CMIC Seminar: David Owen and Rene Lacher

Speaker: David Owen and Rene Lacher
UCL Contact: Dominique Drai (Visitors from outside UCL please email in advance).
Date/Time: 19 Jul 17, 13:00 - 14:00
Venue: Roberts 106

Abstract

David Owen

Title: Intelligent Imaging of Perfusion with Arterial Spin Labelling

Abstract: Arterial spin labelling (ASL) is a noninvasive MR technique for quantitative imaging of perfusion, which can be useful both for research and clinical use. In this talk, I will explore how ASL can be improved through the use of experimental design and information processing approaches.
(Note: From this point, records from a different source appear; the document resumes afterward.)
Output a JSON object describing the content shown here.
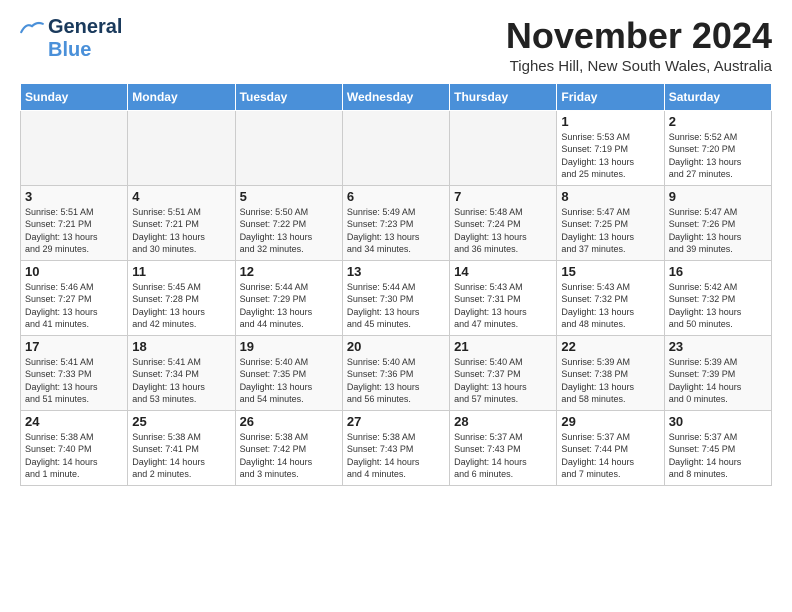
{
  "logo": {
    "line1": "General",
    "line2": "Blue"
  },
  "title": "November 2024",
  "location": "Tighes Hill, New South Wales, Australia",
  "days_of_week": [
    "Sunday",
    "Monday",
    "Tuesday",
    "Wednesday",
    "Thursday",
    "Friday",
    "Saturday"
  ],
  "weeks": [
    [
      {
        "day": "",
        "info": ""
      },
      {
        "day": "",
        "info": ""
      },
      {
        "day": "",
        "info": ""
      },
      {
        "day": "",
        "info": ""
      },
      {
        "day": "",
        "info": ""
      },
      {
        "day": "1",
        "info": "Sunrise: 5:53 AM\nSunset: 7:19 PM\nDaylight: 13 hours\nand 25 minutes."
      },
      {
        "day": "2",
        "info": "Sunrise: 5:52 AM\nSunset: 7:20 PM\nDaylight: 13 hours\nand 27 minutes."
      }
    ],
    [
      {
        "day": "3",
        "info": "Sunrise: 5:51 AM\nSunset: 7:21 PM\nDaylight: 13 hours\nand 29 minutes."
      },
      {
        "day": "4",
        "info": "Sunrise: 5:51 AM\nSunset: 7:21 PM\nDaylight: 13 hours\nand 30 minutes."
      },
      {
        "day": "5",
        "info": "Sunrise: 5:50 AM\nSunset: 7:22 PM\nDaylight: 13 hours\nand 32 minutes."
      },
      {
        "day": "6",
        "info": "Sunrise: 5:49 AM\nSunset: 7:23 PM\nDaylight: 13 hours\nand 34 minutes."
      },
      {
        "day": "7",
        "info": "Sunrise: 5:48 AM\nSunset: 7:24 PM\nDaylight: 13 hours\nand 36 minutes."
      },
      {
        "day": "8",
        "info": "Sunrise: 5:47 AM\nSunset: 7:25 PM\nDaylight: 13 hours\nand 37 minutes."
      },
      {
        "day": "9",
        "info": "Sunrise: 5:47 AM\nSunset: 7:26 PM\nDaylight: 13 hours\nand 39 minutes."
      }
    ],
    [
      {
        "day": "10",
        "info": "Sunrise: 5:46 AM\nSunset: 7:27 PM\nDaylight: 13 hours\nand 41 minutes."
      },
      {
        "day": "11",
        "info": "Sunrise: 5:45 AM\nSunset: 7:28 PM\nDaylight: 13 hours\nand 42 minutes."
      },
      {
        "day": "12",
        "info": "Sunrise: 5:44 AM\nSunset: 7:29 PM\nDaylight: 13 hours\nand 44 minutes."
      },
      {
        "day": "13",
        "info": "Sunrise: 5:44 AM\nSunset: 7:30 PM\nDaylight: 13 hours\nand 45 minutes."
      },
      {
        "day": "14",
        "info": "Sunrise: 5:43 AM\nSunset: 7:31 PM\nDaylight: 13 hours\nand 47 minutes."
      },
      {
        "day": "15",
        "info": "Sunrise: 5:43 AM\nSunset: 7:32 PM\nDaylight: 13 hours\nand 48 minutes."
      },
      {
        "day": "16",
        "info": "Sunrise: 5:42 AM\nSunset: 7:32 PM\nDaylight: 13 hours\nand 50 minutes."
      }
    ],
    [
      {
        "day": "17",
        "info": "Sunrise: 5:41 AM\nSunset: 7:33 PM\nDaylight: 13 hours\nand 51 minutes."
      },
      {
        "day": "18",
        "info": "Sunrise: 5:41 AM\nSunset: 7:34 PM\nDaylight: 13 hours\nand 53 minutes."
      },
      {
        "day": "19",
        "info": "Sunrise: 5:40 AM\nSunset: 7:35 PM\nDaylight: 13 hours\nand 54 minutes."
      },
      {
        "day": "20",
        "info": "Sunrise: 5:40 AM\nSunset: 7:36 PM\nDaylight: 13 hours\nand 56 minutes."
      },
      {
        "day": "21",
        "info": "Sunrise: 5:40 AM\nSunset: 7:37 PM\nDaylight: 13 hours\nand 57 minutes."
      },
      {
        "day": "22",
        "info": "Sunrise: 5:39 AM\nSunset: 7:38 PM\nDaylight: 13 hours\nand 58 minutes."
      },
      {
        "day": "23",
        "info": "Sunrise: 5:39 AM\nSunset: 7:39 PM\nDaylight: 14 hours\nand 0 minutes."
      }
    ],
    [
      {
        "day": "24",
        "info": "Sunrise: 5:38 AM\nSunset: 7:40 PM\nDaylight: 14 hours\nand 1 minute."
      },
      {
        "day": "25",
        "info": "Sunrise: 5:38 AM\nSunset: 7:41 PM\nDaylight: 14 hours\nand 2 minutes."
      },
      {
        "day": "26",
        "info": "Sunrise: 5:38 AM\nSunset: 7:42 PM\nDaylight: 14 hours\nand 3 minutes."
      },
      {
        "day": "27",
        "info": "Sunrise: 5:38 AM\nSunset: 7:43 PM\nDaylight: 14 hours\nand 4 minutes."
      },
      {
        "day": "28",
        "info": "Sunrise: 5:37 AM\nSunset: 7:43 PM\nDaylight: 14 hours\nand 6 minutes."
      },
      {
        "day": "29",
        "info": "Sunrise: 5:37 AM\nSunset: 7:44 PM\nDaylight: 14 hours\nand 7 minutes."
      },
      {
        "day": "30",
        "info": "Sunrise: 5:37 AM\nSunset: 7:45 PM\nDaylight: 14 hours\nand 8 minutes."
      }
    ]
  ]
}
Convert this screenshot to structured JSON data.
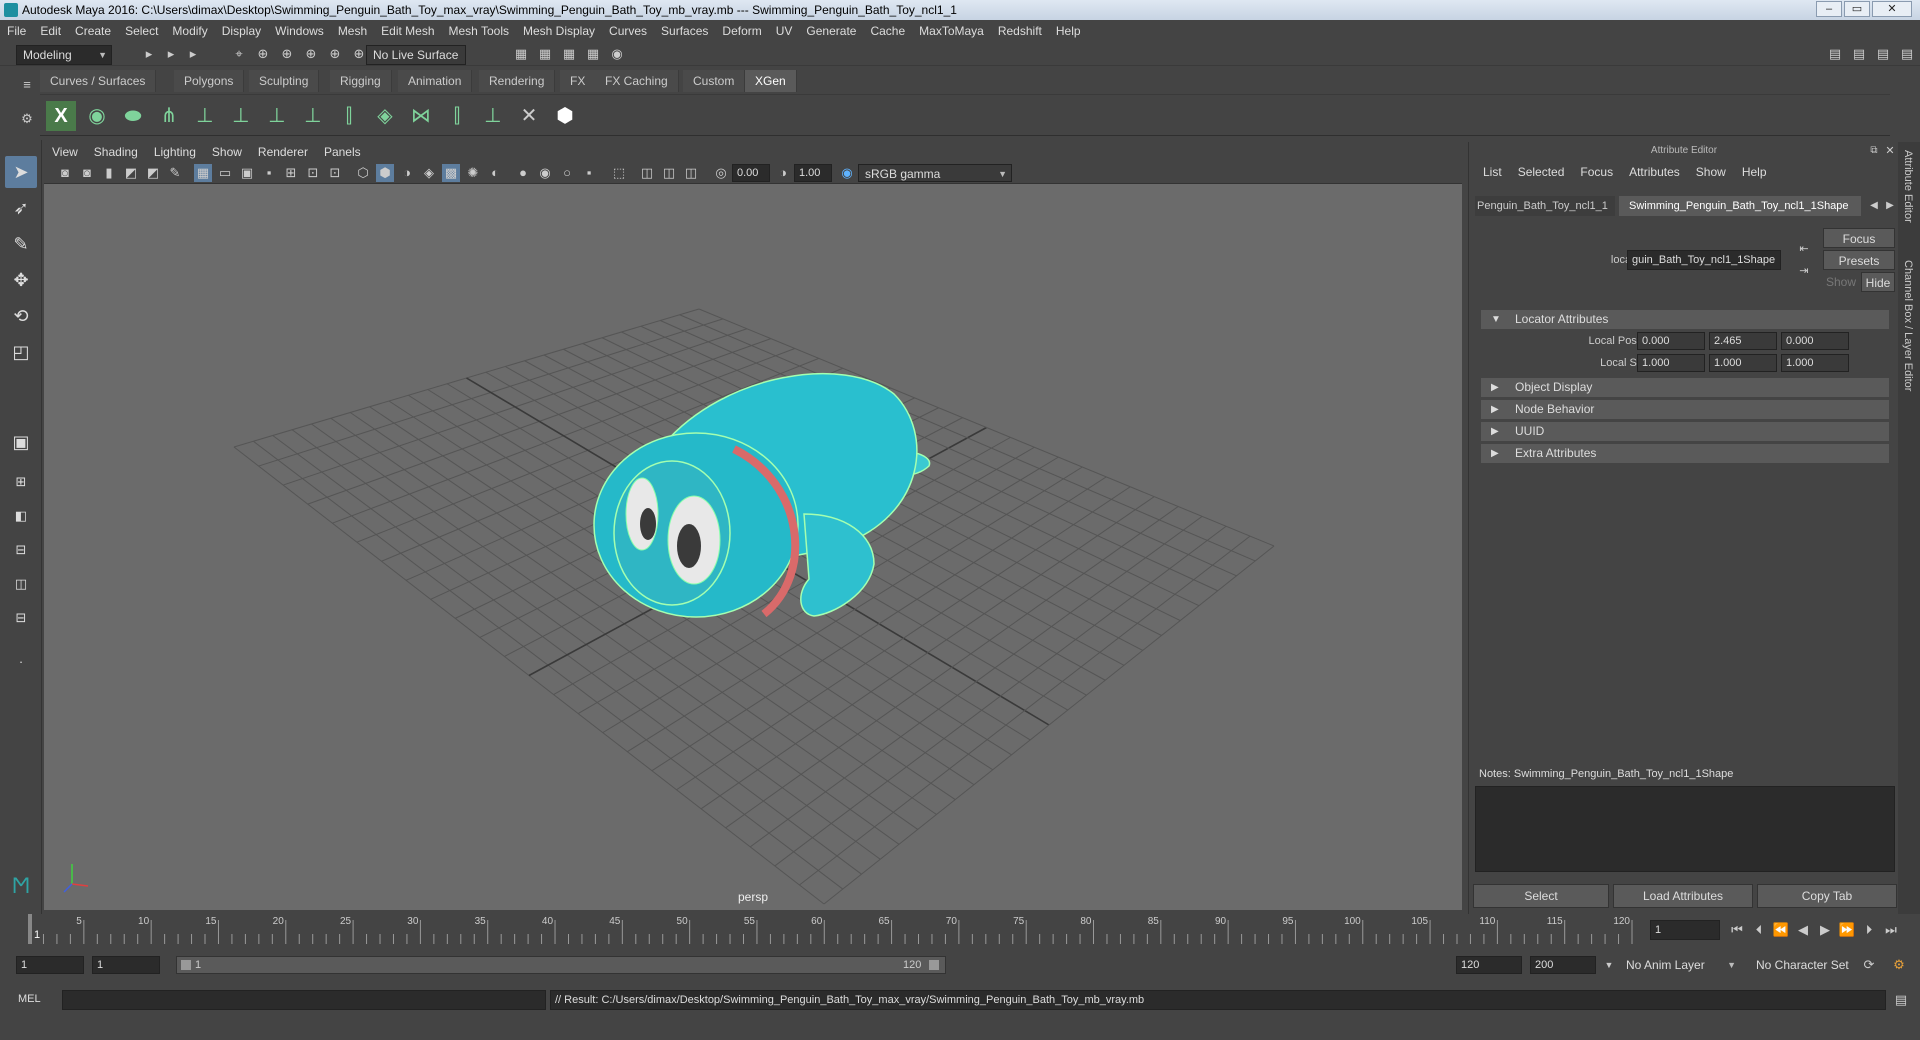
{
  "window": {
    "title": "Autodesk Maya 2016: C:\\Users\\dimax\\Desktop\\Swimming_Penguin_Bath_Toy_max_vray\\Swimming_Penguin_Bath_Toy_mb_vray.mb  ---  Swimming_Penguin_Bath_Toy_ncl1_1"
  },
  "menubar": [
    "File",
    "Edit",
    "Create",
    "Select",
    "Modify",
    "Display",
    "Windows",
    "Mesh",
    "Edit Mesh",
    "Mesh Tools",
    "Mesh Display",
    "Curves",
    "Surfaces",
    "Deform",
    "UV",
    "Generate",
    "Cache",
    "MaxToMaya",
    "Redshift",
    "Help"
  ],
  "statusline": {
    "mode": "Modeling",
    "live_surface": "No Live Surface"
  },
  "shelf_tabs": [
    "Curves / Surfaces",
    "Polygons",
    "Sculpting",
    "Rigging",
    "Animation",
    "Rendering",
    "FX",
    "FX Caching",
    "Custom",
    "XGen"
  ],
  "shelf_active": "XGen",
  "viewport": {
    "menu": [
      "View",
      "Shading",
      "Lighting",
      "Show",
      "Renderer",
      "Panels"
    ],
    "exposure": "0.00",
    "gamma": "1.00",
    "color_space": "sRGB gamma",
    "camera_label": "persp"
  },
  "attribute_editor": {
    "title": "Attribute Editor",
    "menu": [
      "List",
      "Selected",
      "Focus",
      "Attributes",
      "Show",
      "Help"
    ],
    "tab_left": "Penguin_Bath_Toy_ncl1_1",
    "tab_active": "Swimming_Penguin_Bath_Toy_ncl1_1Shape",
    "locator_label": "locator:",
    "locator_value": "guin_Bath_Toy_ncl1_1Shape",
    "buttons": {
      "focus": "Focus",
      "presets": "Presets",
      "show": "Show",
      "hide": "Hide"
    },
    "sections": {
      "locator": "Locator Attributes",
      "object_display": "Object Display",
      "node_behavior": "Node Behavior",
      "uuid": "UUID",
      "extra": "Extra Attributes"
    },
    "local_position": {
      "label": "Local Position",
      "x": "0.000",
      "y": "2.465",
      "z": "0.000"
    },
    "local_scale": {
      "label": "Local Scale",
      "x": "1.000",
      "y": "1.000",
      "z": "1.000"
    },
    "notes_label": "Notes:",
    "notes_value": "Swimming_Penguin_Bath_Toy_ncl1_1Shape",
    "bottom_buttons": {
      "select": "Select",
      "load": "Load Attributes",
      "copy": "Copy Tab"
    },
    "side_tabs": [
      "Attribute Editor",
      "Channel Box / Layer Editor"
    ]
  },
  "timeline": {
    "ticks": [
      "5",
      "10",
      "15",
      "20",
      "25",
      "30",
      "35",
      "40",
      "45",
      "50",
      "55",
      "60",
      "65",
      "70",
      "75",
      "80",
      "85",
      "90",
      "95",
      "100",
      "105",
      "110",
      "115",
      "120"
    ],
    "current_frame_marker": "1",
    "current_frame": "1"
  },
  "range": {
    "start": "1",
    "playback_start": "1",
    "slider_start": "1",
    "slider_end": "120",
    "playback_end": "120",
    "end": "200",
    "anim_layer": "No Anim Layer",
    "character_set": "No Character Set"
  },
  "cmdline": {
    "type": "MEL",
    "result": "// Result: C:/Users/dimax/Desktop/Swimming_Penguin_Bath_Toy_max_vray/Swimming_Penguin_Bath_Toy_mb_vray.mb"
  }
}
The aim of this work is to move ASL towards an "intelligent imaging" paradigm in which the image acquisition, reconstruction and processing are mutually coupled, and tailored to the individual patient.

Rene Lacher

Title: 3D breast surface reconstructions from consumer-grade RGBD cameras

Abstract: Breast cancer is one of the most prevalent yet increasingly treatable cancer types. Clinical studies are suggesting a significant impact of breast cancer treatment on female patients' wellbeing and quality of life. With the oncological prognosis for mastectomy being on par with breast-conserving surgery the latter still does lead to poor or suboptimal results in nearly a third of cases. Geometric 3D models of the breast have the potential to aid planning, assessment and prediction of treatment but require sustaining costly infrastructure-heavy commercial scanning solutions. This cross-disciplinary work, within the scope of a European project, investigates recently marketed depth consumer cameras as low-cost easy-to-operate imaging devices for dense 3D breast surface reconstruction. Clinical data acquisition software in accordance with a predefined protocol is implemented and deployed. Contemporary publicly available reconstruction frameworks from the computer vision and robotics community are being evaluated. Their shortcomings with respect to the characteristics of the captured breast data are addressed in a new tailored reconstruction pipeline and validated on synthetic, phantom and clinical data.